Élisabeth BRISSON : Beethoven. 1Vol Éditions Ellipses. Collection Biographies et mythes historiques, 2016, 400p (www.editions-ellipses.fr), 24,50€.
Un nouvel ouvrage consacré à Beethoven peut à première vue être considéré comme surabondant. Mais très vite on constate que l'on n'est pas en présence d'une simple biographie venant s'ajouter aux nombreuses précédentes. Élisabeth Brisson dans la première partie intitulée « Les étapes de la biographie créatrice de Beethoven » entend en effet bannir toutes anecdotes sujettes à caution et donner de Beethoven l'image d'un être humain qui certes est un génie, mais n'en est pas moins un personnage de son temps, totalement dévoué à son art et conscient de sa valeur. C'est un homme d'exception certes mais qui sait ce qu'il doit
à ses maîtres tels Joseph Haydn ou Johann Georg Albrechstberger. De nombreuses légendes sont mises à mal, ou du moins remises à leur niveau, comme les effets d'un caractère difficile – Élisabeth Brisson en convient – mais qui n'empêchent pas la pérennité de solides amitiés ainsi que de soutiens plutôt constants qui on permis à Beethoven de vivre correctement et d'avoir une reconnaissance auprès du public qui ne s'est jamais démentie. Sinon, comment aurait-on pu expliquer ses obsèques grandioses à Vienne ! Élisabeth Brisson nous montre un Beethoven retravaillant sans cesse ses compositions, soucieux de la qualité de leur publication. Il apparaît comme une personne négociant âprement ses contrats, mais très souvent en retard dans la livraison de ses commandes – situation somme toute très normale dans le monde artistique ! Ces retards expliquent que les premières auditons étaient souvent partielles, faisant par la suite l'objet de corrections et/ou d'ajouts non négligeables (Fidelio en est un exemple).

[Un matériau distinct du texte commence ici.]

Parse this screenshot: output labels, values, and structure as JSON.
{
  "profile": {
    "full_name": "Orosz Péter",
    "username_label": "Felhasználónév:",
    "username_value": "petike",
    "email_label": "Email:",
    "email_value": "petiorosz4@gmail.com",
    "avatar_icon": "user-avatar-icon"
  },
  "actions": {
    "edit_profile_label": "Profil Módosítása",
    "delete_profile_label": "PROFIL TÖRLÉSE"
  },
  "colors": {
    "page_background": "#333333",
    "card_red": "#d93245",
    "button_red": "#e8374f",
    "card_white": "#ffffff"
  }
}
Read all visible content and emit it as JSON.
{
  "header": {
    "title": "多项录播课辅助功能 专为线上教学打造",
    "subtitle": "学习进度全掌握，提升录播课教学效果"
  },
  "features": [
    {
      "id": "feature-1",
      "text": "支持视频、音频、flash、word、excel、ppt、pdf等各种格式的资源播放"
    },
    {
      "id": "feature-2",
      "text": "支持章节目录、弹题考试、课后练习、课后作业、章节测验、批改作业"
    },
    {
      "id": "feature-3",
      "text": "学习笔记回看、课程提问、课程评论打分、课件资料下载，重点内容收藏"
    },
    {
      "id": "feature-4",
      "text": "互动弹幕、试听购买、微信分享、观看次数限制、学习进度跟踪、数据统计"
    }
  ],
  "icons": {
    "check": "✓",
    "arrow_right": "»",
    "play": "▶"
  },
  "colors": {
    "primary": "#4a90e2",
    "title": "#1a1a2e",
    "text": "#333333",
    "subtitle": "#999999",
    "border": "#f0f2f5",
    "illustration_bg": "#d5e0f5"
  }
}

Ce qui est particulièrement intéressant dans cette biographie, ce sont les développements consacrés à la relation qu'a Beethoven avec la France. Bien sûr il y a la genèse de l'Eroica, initialement intitulata Bonaparte, mais il y a aussi le sujet de Fidelio, ainsi que l'attirance pour un pays dont la capitale recèle la meilleure école de violon en Europe, avec notamment Rodolphe Kreutzer, pays qui a aussi suscité un immense espoir avec la révolution. En fait, Beethoven pendant de nombreuses années a caressé l'espoir de séjourner à Paris, estimant que ses œuvres correspondaient à la sensibilité du public français du moment. Il ne put jamais mettre son projet à exécution compte tenu du climat conflictuel en Europe. Élisabeth Brisson évite de conduire une biographie sur la base de témoignages peu fiables. Elle s'appuie sur des correspondances certaines et surtout sur les compositions du maître de Bonn, envoyant aux oubliettes la théorie énoncée par Wilhelm von Lenz autour des année 1850 des trois périodes créatrices très en vogue tout au long du XIXème siècle et de la première moitié du XXème siècle. Élisabeth Brisson nous expose une évolution linéaire du travail de composition de Beethoven, en lien avec le contexte historique, notant que dès les premiers Opus les audaces sont là.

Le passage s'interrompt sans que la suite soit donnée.